In November 2018 I got opinions on voting machines and vote-by-mail from 17 experts on election verification, who have experience running/observing/studying elections in 17 states.
On the acceptability of these in-the-polling-place voting technologies, in the context of U.S. elections:
The consensus is that Direct Recording Electronic voting machines are unacceptable, even with a VVPAT (“voter verified paper audit trail visible to the voter under glass”). Most experts are lukewarm to hand-counted paper ballots, presumably because they’re impractical for large elections with many contests on the ballot. Most experts prefer hand-marked optical scan ballots, and all of these experts find hand-marked optical scan acceptable. Most experts are willing to accept ballot marking devices (BMDs) that prepare “bubble ballots” to be scanned by optical scan machines, but only 17% find this preferable to hand-marked optical-scan ballots. Opinion is mixed on BMDs that prepare bar-code ballots (with human-readable summaries) for tabulation by optical scanners, with most finding this technology at least “barely acceptable.” Almost no one prefers all-in-one machines that combine ballot marking and ballot scanning (but at least the voter can hold the ballot in her hand while inspecting it), with about a 50/50 split between “acceptable” and “barely acceptable”.

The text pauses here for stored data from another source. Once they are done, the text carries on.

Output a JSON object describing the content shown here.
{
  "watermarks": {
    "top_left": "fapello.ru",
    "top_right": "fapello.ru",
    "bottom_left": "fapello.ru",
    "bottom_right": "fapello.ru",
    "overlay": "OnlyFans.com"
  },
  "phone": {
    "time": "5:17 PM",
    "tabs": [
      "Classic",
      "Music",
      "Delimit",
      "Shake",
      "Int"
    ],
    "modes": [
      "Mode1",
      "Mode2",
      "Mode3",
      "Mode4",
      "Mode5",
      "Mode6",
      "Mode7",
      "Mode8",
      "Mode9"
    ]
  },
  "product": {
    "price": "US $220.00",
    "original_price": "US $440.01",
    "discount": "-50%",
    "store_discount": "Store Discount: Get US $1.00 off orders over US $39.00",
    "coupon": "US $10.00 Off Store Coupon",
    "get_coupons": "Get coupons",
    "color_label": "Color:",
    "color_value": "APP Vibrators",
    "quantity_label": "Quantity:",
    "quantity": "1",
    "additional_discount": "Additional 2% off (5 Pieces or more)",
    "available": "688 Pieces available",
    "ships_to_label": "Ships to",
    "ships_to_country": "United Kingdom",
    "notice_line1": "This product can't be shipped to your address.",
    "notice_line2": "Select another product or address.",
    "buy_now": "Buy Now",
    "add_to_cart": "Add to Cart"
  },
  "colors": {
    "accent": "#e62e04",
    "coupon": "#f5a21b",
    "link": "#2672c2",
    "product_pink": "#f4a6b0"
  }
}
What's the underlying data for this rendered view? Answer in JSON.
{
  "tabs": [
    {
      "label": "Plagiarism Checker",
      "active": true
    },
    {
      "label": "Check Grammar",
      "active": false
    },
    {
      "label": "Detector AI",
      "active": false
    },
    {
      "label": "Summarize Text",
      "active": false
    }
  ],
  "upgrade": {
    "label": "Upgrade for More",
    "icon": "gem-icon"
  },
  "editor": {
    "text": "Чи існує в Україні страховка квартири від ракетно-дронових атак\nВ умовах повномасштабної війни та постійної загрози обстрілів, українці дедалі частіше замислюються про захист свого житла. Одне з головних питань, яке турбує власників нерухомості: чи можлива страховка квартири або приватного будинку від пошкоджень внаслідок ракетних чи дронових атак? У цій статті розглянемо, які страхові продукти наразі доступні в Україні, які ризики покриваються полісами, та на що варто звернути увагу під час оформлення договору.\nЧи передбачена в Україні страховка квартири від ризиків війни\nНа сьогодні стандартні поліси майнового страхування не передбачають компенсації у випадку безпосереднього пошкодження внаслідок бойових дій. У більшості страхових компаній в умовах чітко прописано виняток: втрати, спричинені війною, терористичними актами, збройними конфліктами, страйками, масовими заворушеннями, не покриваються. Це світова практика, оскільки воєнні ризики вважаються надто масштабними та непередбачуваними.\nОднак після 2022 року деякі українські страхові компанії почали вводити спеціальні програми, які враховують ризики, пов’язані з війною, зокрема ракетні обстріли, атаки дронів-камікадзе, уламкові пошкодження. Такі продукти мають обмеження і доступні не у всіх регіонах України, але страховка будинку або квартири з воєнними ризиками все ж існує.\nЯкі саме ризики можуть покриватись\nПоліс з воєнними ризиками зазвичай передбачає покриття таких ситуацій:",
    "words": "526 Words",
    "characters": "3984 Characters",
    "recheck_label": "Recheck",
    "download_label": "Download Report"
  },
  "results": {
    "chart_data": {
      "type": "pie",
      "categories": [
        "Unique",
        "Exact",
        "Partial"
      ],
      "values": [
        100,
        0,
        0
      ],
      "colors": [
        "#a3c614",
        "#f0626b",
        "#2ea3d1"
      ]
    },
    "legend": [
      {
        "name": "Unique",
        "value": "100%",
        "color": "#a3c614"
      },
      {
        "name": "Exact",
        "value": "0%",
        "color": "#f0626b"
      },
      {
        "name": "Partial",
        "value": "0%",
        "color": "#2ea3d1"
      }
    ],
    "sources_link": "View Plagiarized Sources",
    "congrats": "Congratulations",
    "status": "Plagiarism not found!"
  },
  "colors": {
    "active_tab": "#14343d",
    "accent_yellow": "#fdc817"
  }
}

Most experts don’t prefer ballot-marking devices (BMDs) for these reasons:
- If the paper jams, the power fails, or something else goes wrong with technology, voters using hand-marked paper ballots can still deposit their ballots in an emergency ballot for counting later; this is not an option with a BMD-only solution.
- BMDs are more susceptible to fraud: if a BMD wrongly marks a paper ballot, (studies have shown that) most voters won’t notice.
- BMDs cost $5000, pens cost 50c; it is expensive to supply enough BMDs for all voters, but it is feasible to supply BMDs sufficient for those voters unable to mark a paper ballot by hand.
A few experts (17%) prefer BMD-marked ballots to hand-marked ballots because (1) there’s no chance of ambiguous marks and (2) it’s easier to give voters feedback about undervotes/overvotes.
Regarding vote-by-mail: There is no consensus on whether vote-by-mail increases voter turnout. Almost all the experts agree that vote-by-mail seriously compromises the secret ballot, and that it still matters whether we have coercion-resistant secret balloting. Most experts are not confident that ballots are not interfered with between the time they leave the voters’ hands and the time they are counted, and are not confident the chain of custody for mail-in ballots could be made adequately secure. The experts agree that it is essential to have public observation of all the steps in handling mail-in ballots, but almost none of the experts believes that there is adequate public observation in their own jurisdictions.That is not to say that the experts are against vote-by-mail; it’s just that there are some issues that ought to be discussed and improved.